Juíza Gabriela Assunção fica com a instrução do caso Manuel Pinho

Pacto corruptivo “nunca existiu”, diz defesa de Pinho

A defesa de Manuel Pinho, pela voz do advogado Ricardo Sá Fernandes, aproveita o requerimento para classificar o processo judicial como “uma mão-cheia de quase nada”, uma vez que defende não ter existido qualquer pacto corruptivo com o ex-presidente do BES e GES Ricardo Salgado, também arguido.

Entre os argumentos usados para refutar a tese do Ministério Público (MP), a defesa desmonta o pacto corruptivo, ao vincar que “nunca existiu” e que “algumas das imputações não só não são verdadeiras, como são completamente inverosímeis e até delirantes”.

A defesa lembra que o acordo de março de 2004, alegadamente para Pinho vir a favorecer os interesses do Grupo Espírito Santo a partir do Governo, teria sido estabelecido quando Durão Barroso era primeiro-ministro, sendo ainda sucedido por Pedro Santana Lopes antes das eleições em 2005, que culminariam com a vitória do PS, então liderado por José Sócrates. “Não é só fruto de uma imaginação intensa, é o resultado de não pensar no que se escreve”, refere.

Nesse sentido, é apresentada uma carta assinada por Ricardo Salgado, em março de 2004, que estabelece a saída de Pinho do exercício de funções executivas do GES, num acordo que deixou previstas diversas contrapartidas.

Com a demissão do GES, em março de 2005, a defesa alega que Manuel Pinho abdicou das “condições extremamente vantajosas”, tendo, no entanto, direito a um prémio de participação nos resultados do BES de 2004 e do primeiro trimestre de 2005, que o antigo ministro e Ricardo Salgado entenderam definir em 1,5 milhões de euros e que viria, segundo o RAI, a explicar as transferências mensais para uma conta offshore durante o período no Governo.

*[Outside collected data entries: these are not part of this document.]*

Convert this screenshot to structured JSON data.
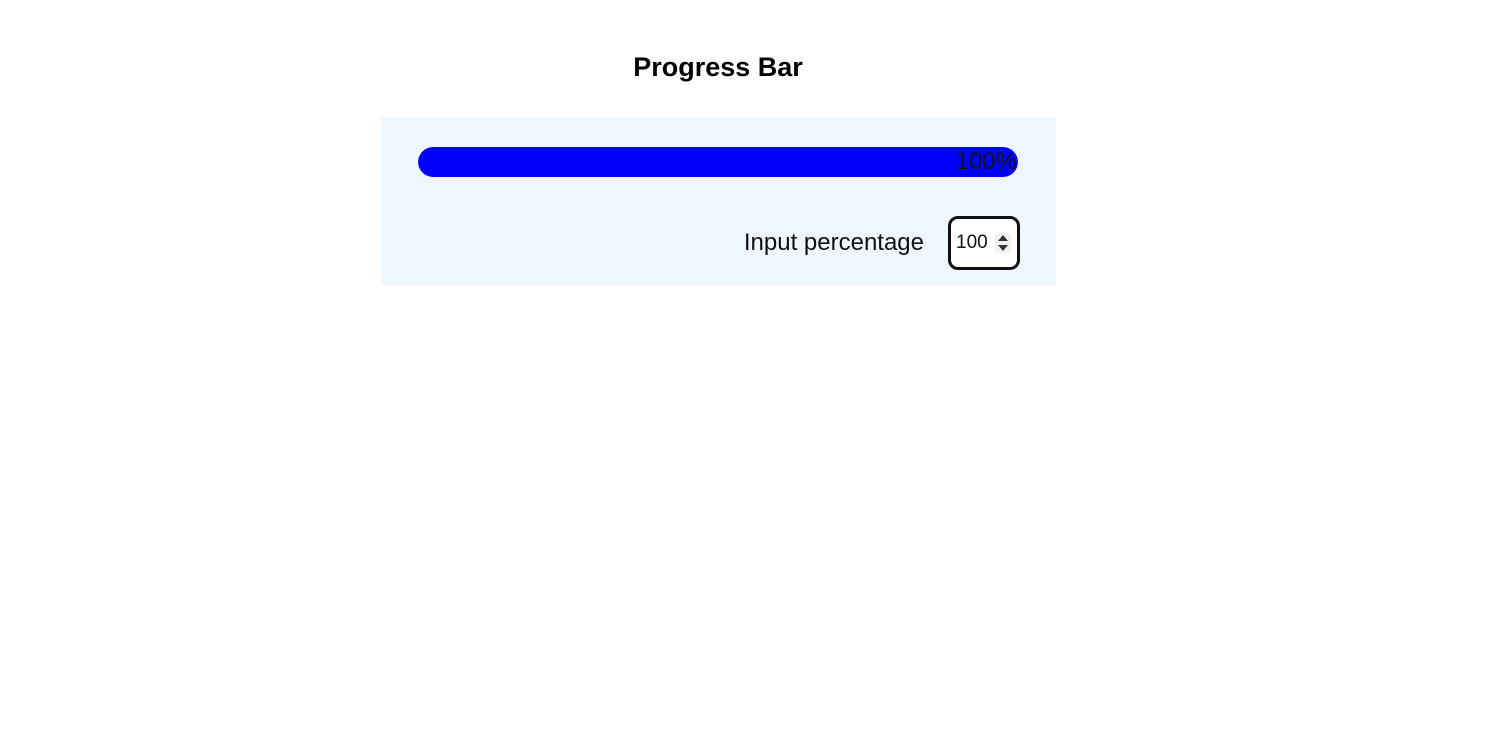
{
  "page": {
    "title": "Progress Bar"
  },
  "progress": {
    "value": 100,
    "label": "100%",
    "fill_color": "#0000ff",
    "track_color": "#e8e8e8"
  },
  "input": {
    "label": "Input percentage",
    "value": "100"
  },
  "colors": {
    "panel_background": "#eff6fd",
    "page_background": "#ffffff"
  },
  "icons": {
    "spinner_up": "chevron-up-icon",
    "spinner_down": "chevron-down-icon"
  }
}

Foi acordado que a quantia de 500 mil euros seria imediatamente disponibilizada, ficando o restante para saldar mais tarde. Não foi previsto que aquilo que faltava era para ser pago em prestações mensais de cerca de 15 mil euros (como terá vindo a acontecer), o que não foi pedido nem desejado pelo arguido, que disso não foi oportunamente informado e do que só teve consciência muito mais tarde”, refere o documento.

Com a ida para o Governo, a defesa invoca que Manuel Pinho abdicou de uma remuneração anual de 360 mil euros, argumentando que “teria sido muito mais fácil” pedir uma licença sem vencimento para depois poder regressar ao GES e retomar as condições que detinha: “O que não faria sentido era renunciar a isso tudo que, no final, se traduziria em milhões de euros, para auferir uma avença mensal de cerca de 15 mil euros”.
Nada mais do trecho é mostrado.